Backend fork: db0b7f9, d062fec, 66ef848, 719d813, c9bfa21, 754be1d, cd286d9 (final tip).
Kernel substrate: linux-fresnel-fourier 7.0-1 (clean baseline) was used; 7.0-2..7.0-9 added incremental diagnostic printks for iter12 RFC v2 + iter17–iter27 root-cause investigation.
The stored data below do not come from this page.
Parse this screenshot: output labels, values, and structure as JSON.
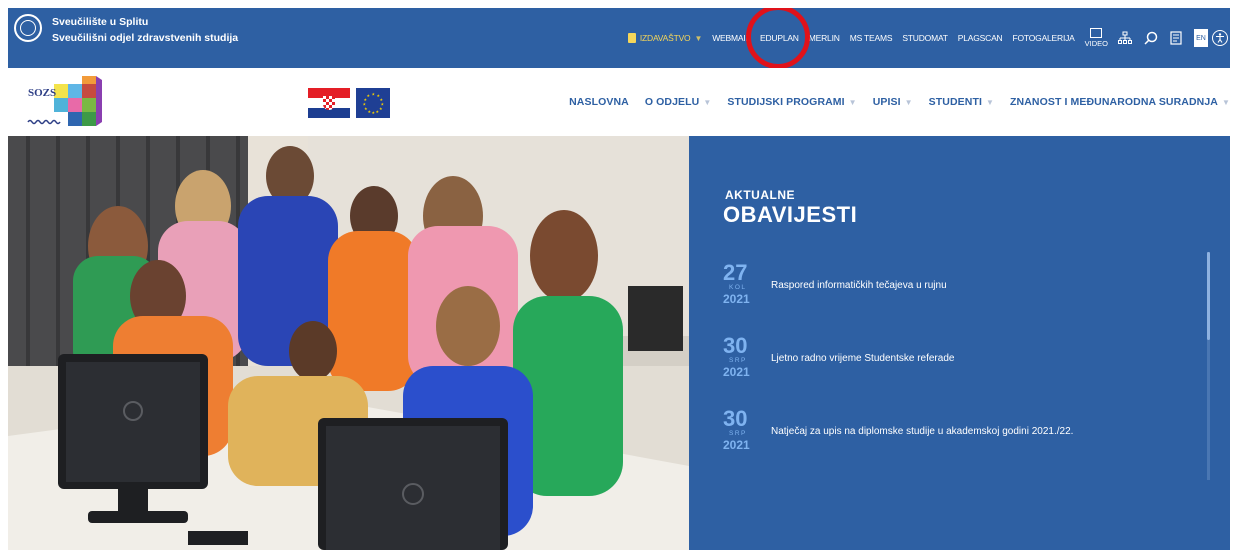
{
  "university": {
    "line1": "Sveučilište u Splitu",
    "line2": "Sveučilišni odjel zdravstvenih studija"
  },
  "top_nav": {
    "izdavastvo": "IZDAVAŠTVO",
    "webmail": "WEBMAIL",
    "eduplan": "EDUPLAN",
    "merlin": "MERLIN",
    "ms_teams": "MS TEAMS",
    "studomat": "STUDOMAT",
    "plagscan": "PLAGSCAN",
    "fotogalerija": "FOTOGALERIJA",
    "video": "VIDEO",
    "en": "EN"
  },
  "logo": {
    "text": "SOZS"
  },
  "main_nav": [
    {
      "label": "NASLOVNA"
    },
    {
      "label": "O ODJELU"
    },
    {
      "label": "STUDIJSKI PROGRAMI"
    },
    {
      "label": "UPISI"
    },
    {
      "label": "STUDENTI"
    },
    {
      "label": "ZNANOST I MEĐUNARODNA SURADNJA"
    }
  ],
  "news": {
    "kicker": "AKTUALNE",
    "title": "OBAVIJESTI",
    "items": [
      {
        "day": "27",
        "month": "KOL",
        "year": "2021",
        "text": "Raspored informatičkih tečajeva u rujnu"
      },
      {
        "day": "30",
        "month": "SRP",
        "year": "2021",
        "text": "Ljetno radno vrijeme Studentske referade"
      },
      {
        "day": "30",
        "month": "SRP",
        "year": "2021",
        "text": "Natječaj za upis na diplomske studije u akademskoj godini 2021./22."
      }
    ]
  },
  "colors": {
    "brand_blue": "#2e60a3",
    "highlight": "#e0121a",
    "date_accent": "#7fb3f0",
    "izdavastvo": "#f5d65a"
  }
}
The diagnostic kernels are NOT shipping; should revert to clean 7.0-X for production once campaign exits diagnostic mode.
Lesson
The wire-byte hypothesis arc (iter11–iter18) chased an empirical illusion: libva's ioctl payloads WERE byte-correct but the BUG was in the interaction between libva's CAPTURE-pool TIMING and rkvdec's lazy image_fmt determination. 6 kernel-printk iterations narrowed the failure to one function returning one error code. The fix is 90 LOC in libva. The kernel was correct all along.
The [[feedback-libva-byte-correct-kernel-bug]] memory entry was partially overturned: kernel-side -EBUSY semantics interact with libva-side allocation TIMING. Memory entry updated.